Most people opt for going with a passwordless key for their CI/CD pipeline, but what if you want to keep the password?
GitHub secrets
Let’s start by adding our SSL private key as a secret. If you don’t have one yet, create it:
$ ssh-keygen -t ed25519 -C "ci@domainplaceholder.com"
Adding a new private SSH key to be used in a GitHub action is same as adding it as any other secret.
Navigate to your repository Settings and then select Actions under Secrets and variables. Here you can add new secrets for GitHub Actions that will be made available in your workflows.

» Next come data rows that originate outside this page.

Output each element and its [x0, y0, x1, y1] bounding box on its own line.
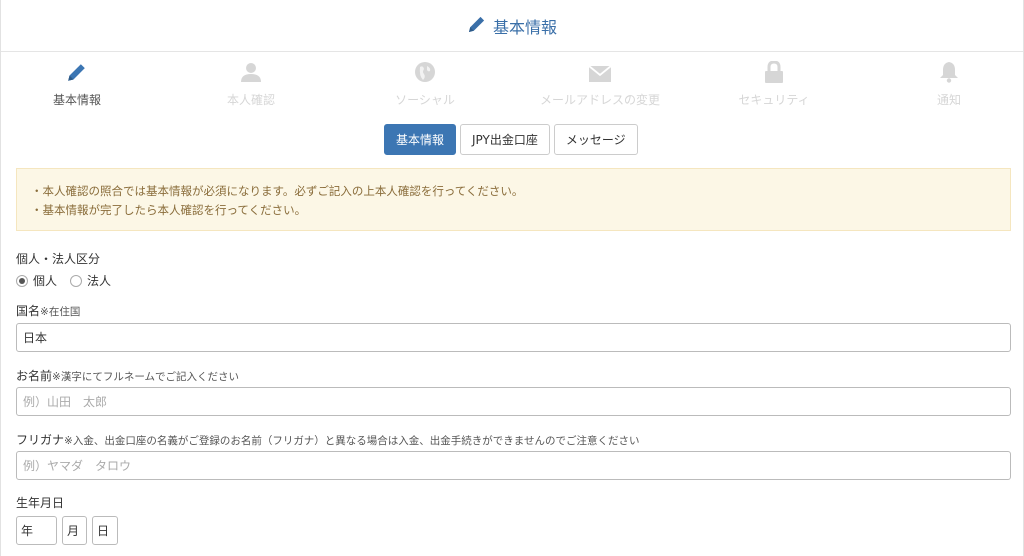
notice-box: ・本人確認の照合では基本情報が必須になります。必ずご記入の上本人確認を行ってくだ…: [16, 168, 1011, 231]
sub-tabs: 基本情報 JPY出金口座 メッセージ: [384, 124, 638, 155]
birth-year-input[interactable]: [16, 516, 57, 545]
name-note: ※漢字にてフルネームでご記入ください: [52, 371, 239, 383]
country-label: 国名※在住国: [16, 302, 80, 319]
entity-type-label: 個人・法人区分: [16, 252, 101, 266]
country-input[interactable]: [16, 323, 1011, 352]
radio-individual[interactable]: [16, 274, 28, 287]
radio-corporate-label: 法人: [87, 274, 112, 288]
tab-jpy-withdrawal-account[interactable]: JPY出金口座: [460, 124, 550, 155]
nav-item-security[interactable]: セキュリティ: [699, 60, 849, 108]
page-header: 基本情報: [1, 0, 1023, 52]
lock-icon: [764, 60, 784, 86]
birth-month-input[interactable]: [62, 516, 87, 545]
birth-day-input[interactable]: [92, 516, 118, 545]
entity-type-radio-group: 個人 法人: [16, 272, 119, 289]
nav-item-label: セキュリティ: [738, 93, 810, 107]
nav-item-social[interactable]: ソーシャル: [350, 62, 500, 108]
radio-corporate[interactable]: [70, 274, 83, 287]
country-note: ※在住国: [40, 306, 81, 318]
name-label-text: お名前: [16, 369, 53, 383]
user-icon: [240, 61, 262, 86]
page-frame: 基本情報 基本情報 本人確認 ソーシャル メールアドレスの変更 セキュリティ 通…: [0, 0, 1024, 556]
nav-item-notifications[interactable]: 通知: [874, 62, 1024, 108]
birthdate-label: 生年月日: [16, 496, 65, 510]
nav-item-label: 基本情報: [52, 93, 101, 107]
settings-nav: 基本情報 本人確認 ソーシャル メールアドレスの変更 セキュリティ 通知: [1, 60, 1024, 108]
bell-icon: [939, 61, 959, 86]
envelope-icon: [588, 65, 612, 86]
furigana-note: ※入金、出金口座の名義がご登録のお名前（フリガナ）と異なる場合は入金、出金手続き…: [64, 435, 640, 447]
nav-item-label: 本人確認: [226, 93, 275, 107]
name-label: お名前※漢字にてフルネームでご記入ください: [16, 367, 239, 384]
nav-item-label: ソーシャル: [395, 93, 455, 107]
name-input[interactable]: [16, 387, 1011, 416]
nav-item-basic-info[interactable]: 基本情報: [2, 62, 152, 108]
nav-item-label: メールアドレスの変更: [539, 93, 660, 107]
notice-line: ・本人確認の照合では基本情報が必須になります。必ずご記入の上本人確認を行ってくだ…: [31, 184, 524, 198]
tab-messages[interactable]: メッセージ: [553, 124, 638, 155]
globe-icon: [414, 61, 436, 86]
pencil-icon: [467, 14, 487, 37]
country-label-text: 国名: [16, 304, 41, 318]
tab-basic-info[interactable]: 基本情報: [384, 124, 457, 155]
nav-item-identity[interactable]: 本人確認: [176, 62, 326, 108]
furigana-label-text: フリガナ: [16, 433, 65, 447]
radio-individual-label: 個人: [33, 274, 58, 288]
pencil-icon: [66, 61, 88, 86]
notice-line: ・基本情報が完了したら本人確認を行ってください。: [31, 203, 307, 217]
nav-item-label: 通知: [936, 93, 961, 107]
nav-item-email-change[interactable]: メールアドレスの変更: [525, 62, 675, 108]
furigana-label: フリガナ※入金、出金口座の名義がご登録のお名前（フリガナ）と異なる場合は入金、出…: [16, 431, 640, 448]
page-title: 基本情報: [492, 17, 557, 37]
furigana-input[interactable]: [16, 451, 1011, 480]
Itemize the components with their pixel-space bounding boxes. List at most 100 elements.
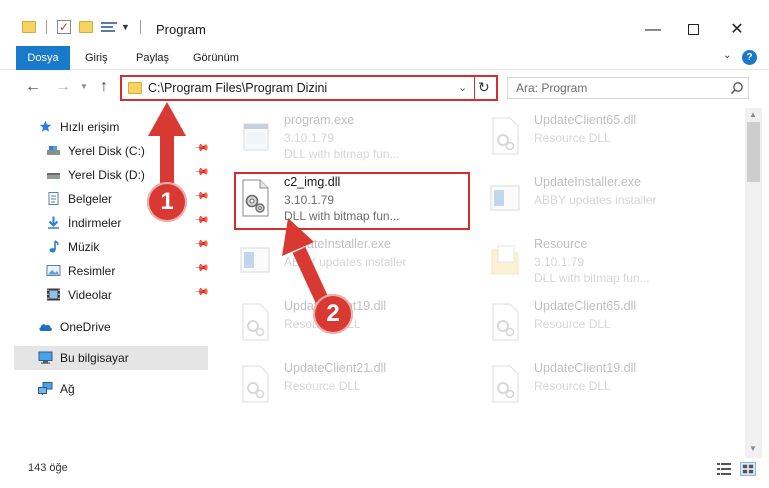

If we’ll add SSH_PRIVATE_KEY
, then this will be available as ${{secrets.SSH_PRIVATE_KEY}}
.
Similarly if we want to store a password to the key, adding SSH_PASSPHRASE
secret will be made available as ${{secrets.SSH_PASSPHRASE}}
.
We can now use this in our actions.
Passwordless key
If your SSH key doesn’t have a password, there is a nice premade ssh-agent
action:
jobs:
deploy:
name: Deploy
steps:
- name: Setup SSH
uses: webfactory/ssh-agent@v0.7.0
with:
ssh-private-key: ${{ secrets.SSH_PRIVATE_KEY }}
By passing our private secret we are basically done. The action will add our private key to the SSH agent.
Using a password
If on the other hand we have a key with a password, we need to provide it ourselves to the ssh-agent
. To do that we can temporarily save it into a file and then provide it with SSH_ASKPASS
variable:
env:
# Use the same ssh-agent socket value across all jobs
SSH_AUTH_SOCK: /tmp/ssh_agent.sock
jobs:
deploy:
name: Deploy
steps:
- name: Setup SSH with a passphrase
env:
SSH_PASSPHRASE: ${{secrets.SSH_PASSPHRASE}}
SSH_PRIVATE_KEY: ${{secrets.SSH_PRIVATE_KEY}}
run: |
ssh-agent -a $SSH_AUTH_SOCK > /dev/null
echo "echo $SSH_PASSPHRASE" > ~/.ssh_askpass && chmod +x ~/.ssh_askpass
echo "$SSH_PRIVATE_KEY" | tr -d '\r' | DISPLAY=None SSH_ASKPASS=~/.ssh_askpass ssh-add - >/dev/null
And that’s it, our key will be added and shared for out workflow jobs.